Hypotheses: Representational Inadequacy and Missed Connection
The authors posit two primary explanations for BERT's unsatisfactory performance on syntactic sensitivity tasks:
- Representational Inadequacy Hypothesis: Suggests that BERT's pretrained embeddings might lack necessary syntactic details required for NLI.
- Missed Connection Hypothesis: Argues that although BERT may have learned syntactic features during pretraining, finetuning fails to leverage these features due to inadequate exemplification of syntactic constructs in the training data.
Methodology: Syntactic Augmentation Approaches
The researchers explore syntactic data augmentation by supplementing standard NLI datasets with syntactically informative examples derived from the MNLI corpus. These examples are generated through syntactic transformations, particularly inversion and passivization. The most promising augmentation method is subject/object inversion, whereby subjects and objects in sentences are swapped to create new training examples.
Results: Enhanced Performance and Generalization
The paper demonstrates significant improvements in syntactic sensitivity when augmenting the BERT training set with approximately 400 inversion-generated examples, a mere 0.1% increase over the MNLI dataset size. The accuracy on challenging syntactic examples rose from 0.28 to 0.73, showcasing that even a small amount of syntactic augmentation can lead to substantial model robustness. Furthermore, enhancements generalized beyond the augmented transformational type, implying abstract syntactic representations are recruited in the process.

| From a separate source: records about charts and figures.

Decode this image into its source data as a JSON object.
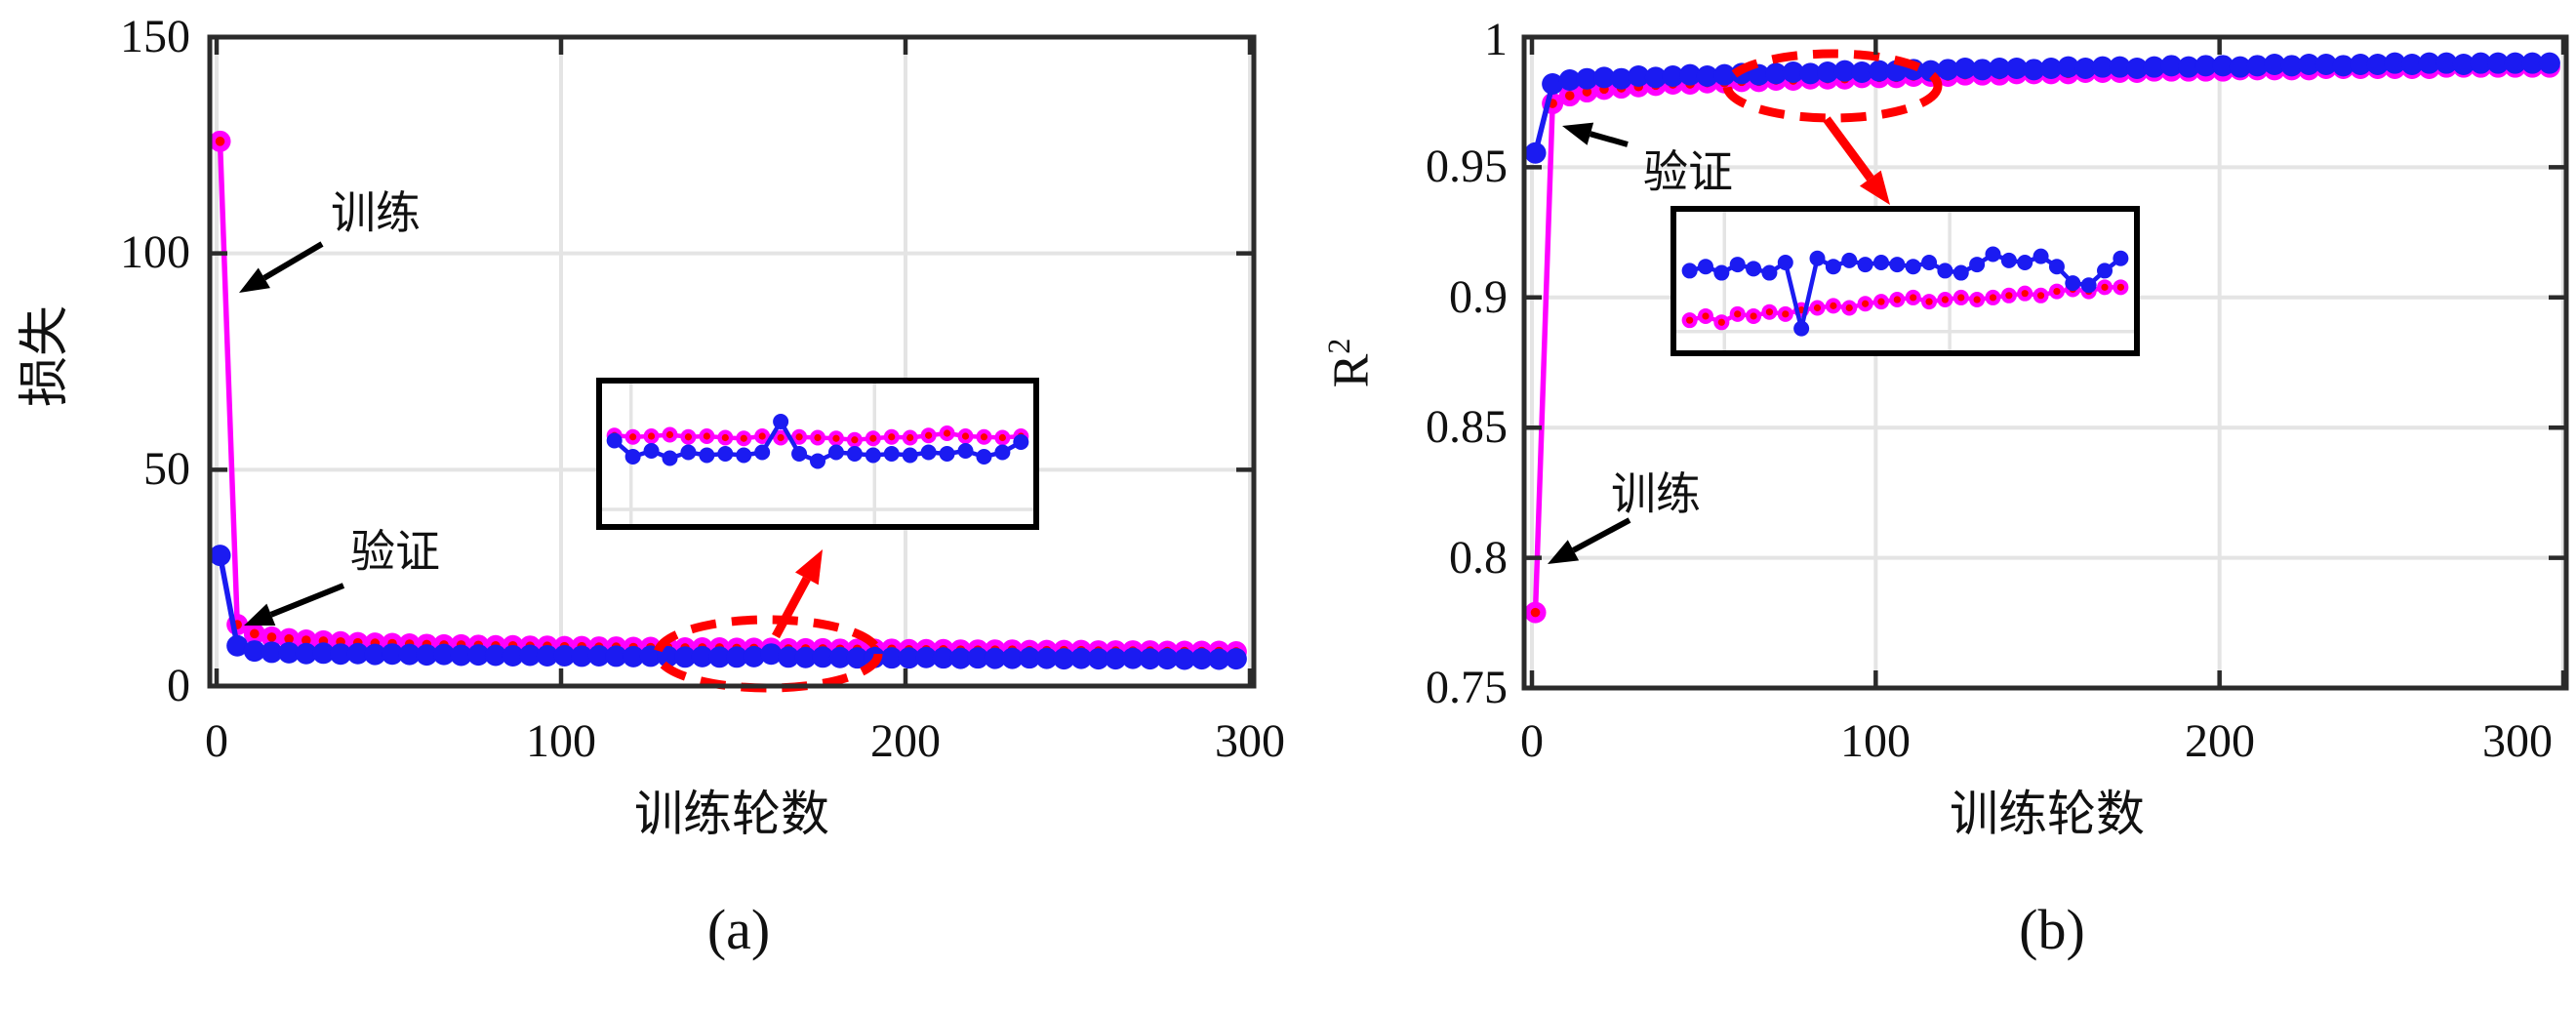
{
  "figure_caption_a": "(a)",
  "figure_caption_b": "(b)",
  "colors": {
    "train": "#FF00FF",
    "train_marker_center": "#FF0000",
    "val": "#1B1BF1",
    "accent_red": "#FF0000",
    "grid": "#E4E4E4",
    "frame": "#2B2B2B",
    "text": "#111111"
  },
  "chart_data": [
    {
      "id": "a",
      "type": "line",
      "xlabel": "训练轮数",
      "ylabel": "损失",
      "caption": "(a)",
      "xlim": [
        0,
        300
      ],
      "ylim": [
        0,
        150
      ],
      "xticks": [
        0,
        100,
        200,
        300
      ],
      "xticklabels": [
        "0",
        "100",
        "200",
        "300"
      ],
      "yticks": [
        0,
        50,
        100,
        150
      ],
      "yticklabels": [
        "0",
        "50",
        "100",
        "150"
      ],
      "grid": "on",
      "annotations": {
        "train": "训练",
        "val": "验证"
      },
      "series": [
        {
          "name": "训练",
          "color": "#FF00FF",
          "marker_center": "#FF0000",
          "x": [
            1,
            6,
            11,
            16,
            21,
            26,
            31,
            36,
            41,
            46,
            51,
            56,
            61,
            66,
            71,
            76,
            81,
            86,
            91,
            96,
            101,
            106,
            111,
            116,
            121,
            126,
            131,
            136,
            141,
            146,
            151,
            156,
            161,
            166,
            171,
            176,
            181,
            186,
            191,
            196,
            201,
            206,
            211,
            216,
            221,
            226,
            231,
            236,
            241,
            246,
            251,
            256,
            261,
            266,
            271,
            276,
            281,
            286,
            291,
            296
          ],
          "y": [
            125.9,
            14.2,
            12.1,
            11.3,
            10.9,
            10.6,
            10.4,
            10.2,
            10.0,
            9.9,
            9.8,
            9.7,
            9.6,
            9.5,
            9.5,
            9.4,
            9.3,
            9.3,
            9.2,
            9.2,
            9.1,
            9.1,
            9.0,
            9.0,
            8.9,
            8.9,
            8.9,
            8.8,
            8.8,
            8.8,
            8.7,
            8.7,
            8.7,
            8.6,
            8.6,
            8.6,
            8.5,
            8.5,
            8.5,
            8.5,
            8.4,
            8.4,
            8.4,
            8.3,
            8.3,
            8.3,
            8.3,
            8.2,
            8.2,
            8.2,
            8.2,
            8.1,
            8.1,
            8.1,
            8.1,
            8.0,
            8.0,
            8.0,
            8.0,
            7.9
          ]
        },
        {
          "name": "验证",
          "color": "#1B1BF1",
          "x": [
            1,
            6,
            11,
            16,
            21,
            26,
            31,
            36,
            41,
            46,
            51,
            56,
            61,
            66,
            71,
            76,
            81,
            86,
            91,
            96,
            101,
            106,
            111,
            116,
            121,
            126,
            131,
            136,
            141,
            146,
            151,
            156,
            161,
            166,
            171,
            176,
            181,
            186,
            191,
            196,
            201,
            206,
            211,
            216,
            221,
            226,
            231,
            236,
            241,
            246,
            251,
            256,
            261,
            266,
            271,
            276,
            281,
            286,
            291,
            296
          ],
          "y": [
            30.2,
            9.3,
            8.1,
            7.8,
            7.7,
            7.5,
            7.6,
            7.4,
            7.5,
            7.3,
            7.4,
            7.3,
            7.2,
            7.3,
            7.1,
            7.2,
            7.1,
            7.0,
            7.1,
            7.0,
            7.0,
            6.9,
            7.0,
            6.9,
            6.8,
            6.9,
            6.8,
            6.7,
            6.8,
            6.7,
            6.7,
            6.8,
            7.4,
            6.7,
            6.6,
            6.7,
            6.6,
            6.5,
            6.6,
            6.5,
            6.5,
            6.6,
            6.5,
            6.4,
            6.5,
            6.4,
            6.4,
            6.5,
            6.4,
            6.3,
            6.4,
            6.3,
            6.3,
            6.4,
            6.3,
            6.3,
            6.2,
            6.3,
            6.2,
            6.3
          ]
        }
      ],
      "inset": {
        "desc": "zoom of epochs 130-200",
        "x_range": [
          130,
          200
        ],
        "ylim": [
          2.5,
          12.5
        ],
        "series": [
          {
            "name": "训练",
            "color": "#FF00FF",
            "marker_center": "#FF0000",
            "y": [
              8.75,
              8.65,
              8.7,
              8.8,
              8.65,
              8.7,
              8.6,
              8.55,
              8.7,
              8.6,
              8.65,
              8.6,
              8.55,
              8.45,
              8.55,
              8.65,
              8.6,
              8.75,
              8.9,
              8.7,
              8.65,
              8.6,
              8.7
            ]
          },
          {
            "name": "验证",
            "color": "#1B1BF1",
            "y": [
              8.4,
              7.3,
              7.7,
              7.2,
              7.6,
              7.4,
              7.5,
              7.4,
              7.6,
              9.7,
              7.5,
              7.0,
              7.6,
              7.5,
              7.4,
              7.5,
              7.4,
              7.6,
              7.5,
              7.7,
              7.3,
              7.6,
              8.3
            ]
          }
        ]
      }
    },
    {
      "id": "b",
      "type": "line",
      "xlabel": "训练轮数",
      "ylabel": "R2",
      "ylabel_base": "R",
      "ylabel_sup": "2",
      "caption": "(b)",
      "xlim": [
        0,
        300
      ],
      "ylim": [
        0.75,
        1.0
      ],
      "xticks": [
        0,
        100,
        200,
        300
      ],
      "xticklabels": [
        "0",
        "100",
        "200",
        "300"
      ],
      "yticks": [
        0.75,
        0.8,
        0.85,
        0.9,
        0.95,
        1.0
      ],
      "yticklabels": [
        "0.75",
        "0.8",
        "0.85",
        "0.9",
        "0.95",
        "1"
      ],
      "grid": "on",
      "annotations": {
        "train": "训练",
        "val": "验证"
      },
      "series": [
        {
          "name": "训练",
          "color": "#FF00FF",
          "marker_center": "#FF0000",
          "x": [
            1,
            6,
            11,
            16,
            21,
            26,
            31,
            36,
            41,
            46,
            51,
            56,
            61,
            66,
            71,
            76,
            81,
            86,
            91,
            96,
            101,
            106,
            111,
            116,
            121,
            126,
            131,
            136,
            141,
            146,
            151,
            156,
            161,
            166,
            171,
            176,
            181,
            186,
            191,
            196,
            201,
            206,
            211,
            216,
            221,
            226,
            231,
            236,
            241,
            246,
            251,
            256,
            261,
            266,
            271,
            276,
            281,
            286,
            291,
            296
          ],
          "y": [
            0.779,
            0.9745,
            0.9775,
            0.979,
            0.98,
            0.9805,
            0.981,
            0.9815,
            0.982,
            0.982,
            0.9825,
            0.9825,
            0.983,
            0.983,
            0.9835,
            0.9835,
            0.984,
            0.984,
            0.984,
            0.9845,
            0.9845,
            0.9845,
            0.985,
            0.985,
            0.985,
            0.9855,
            0.9855,
            0.9855,
            0.986,
            0.986,
            0.986,
            0.986,
            0.9865,
            0.9865,
            0.9865,
            0.9865,
            0.987,
            0.987,
            0.987,
            0.987,
            0.987,
            0.9875,
            0.9875,
            0.9875,
            0.9875,
            0.9875,
            0.988,
            0.988,
            0.988,
            0.988,
            0.988,
            0.988,
            0.988,
            0.9885,
            0.9885,
            0.9885,
            0.9885,
            0.9885,
            0.9885,
            0.9885
          ]
        },
        {
          "name": "验证",
          "color": "#1B1BF1",
          "x": [
            1,
            6,
            11,
            16,
            21,
            26,
            31,
            36,
            41,
            46,
            51,
            56,
            61,
            66,
            71,
            76,
            81,
            86,
            91,
            96,
            101,
            106,
            111,
            116,
            121,
            126,
            131,
            136,
            141,
            146,
            151,
            156,
            161,
            166,
            171,
            176,
            181,
            186,
            191,
            196,
            201,
            206,
            211,
            216,
            221,
            226,
            231,
            236,
            241,
            246,
            251,
            256,
            261,
            266,
            271,
            276,
            281,
            286,
            291,
            296
          ],
          "y": [
            0.9555,
            0.982,
            0.9835,
            0.984,
            0.9845,
            0.984,
            0.985,
            0.9845,
            0.985,
            0.9855,
            0.985,
            0.9855,
            0.986,
            0.9855,
            0.986,
            0.9865,
            0.986,
            0.9865,
            0.987,
            0.9865,
            0.987,
            0.987,
            0.9875,
            0.987,
            0.9875,
            0.988,
            0.9875,
            0.988,
            0.988,
            0.9875,
            0.988,
            0.9885,
            0.988,
            0.9885,
            0.9885,
            0.988,
            0.9885,
            0.989,
            0.9885,
            0.989,
            0.989,
            0.9885,
            0.989,
            0.9895,
            0.989,
            0.9895,
            0.9895,
            0.989,
            0.9895,
            0.9895,
            0.99,
            0.9895,
            0.99,
            0.99,
            0.9895,
            0.99,
            0.99,
            0.99,
            0.99,
            0.99
          ]
        }
      ],
      "inset": {
        "desc": "zoom of epochs 55-120",
        "x_range": [
          55,
          120
        ],
        "ylim": [
          0.983,
          0.99
        ],
        "series": [
          {
            "name": "验证",
            "color": "#1B1BF1",
            "y": [
              0.987,
              0.9872,
              0.9869,
              0.9873,
              0.9871,
              0.9869,
              0.9874,
              0.9842,
              0.9876,
              0.9872,
              0.9875,
              0.9873,
              0.9874,
              0.9873,
              0.9872,
              0.9874,
              0.987,
              0.9869,
              0.9873,
              0.9878,
              0.9875,
              0.9874,
              0.9877,
              0.9872,
              0.9864,
              0.9863,
              0.987,
              0.9876
            ]
          },
          {
            "name": "训练",
            "color": "#FF00FF",
            "marker_center": "#FF0000",
            "y": [
              0.9846,
              0.9848,
              0.9845,
              0.9849,
              0.9848,
              0.985,
              0.9849,
              0.9851,
              0.9852,
              0.9853,
              0.9852,
              0.9854,
              0.9855,
              0.9856,
              0.9857,
              0.9855,
              0.9856,
              0.9857,
              0.9856,
              0.9857,
              0.9858,
              0.9859,
              0.9858,
              0.986,
              0.9861,
              0.986,
              0.9862,
              0.9862
            ]
          }
        ]
      }
    }
  ]
}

Implications and Future Directions
The research suggests that minor syntactic augmentations can induce profound changes in model performance, circumventing entrenched heuristics such as lexical overlap inferences. Challenges remain in cases like passive constructions, which indicate representational inadequacy. Future exploration could involve expanding syntactic augmentation beyond MNLI examples to broader corpora, testing scalability and domain transferability. Moreover, addressing the construction-specific limitations through diversified augmentation strategies could reinforce model robustness.
Understanding the interface between pretraining and fine-tuning in LLMs remains vital for advancing model sensitivity to syntactic nuances. By influencing model behavior through syntactic data augmentation, this paper paves the way for more linguistically-grounded applications in NLI and broader AI fields.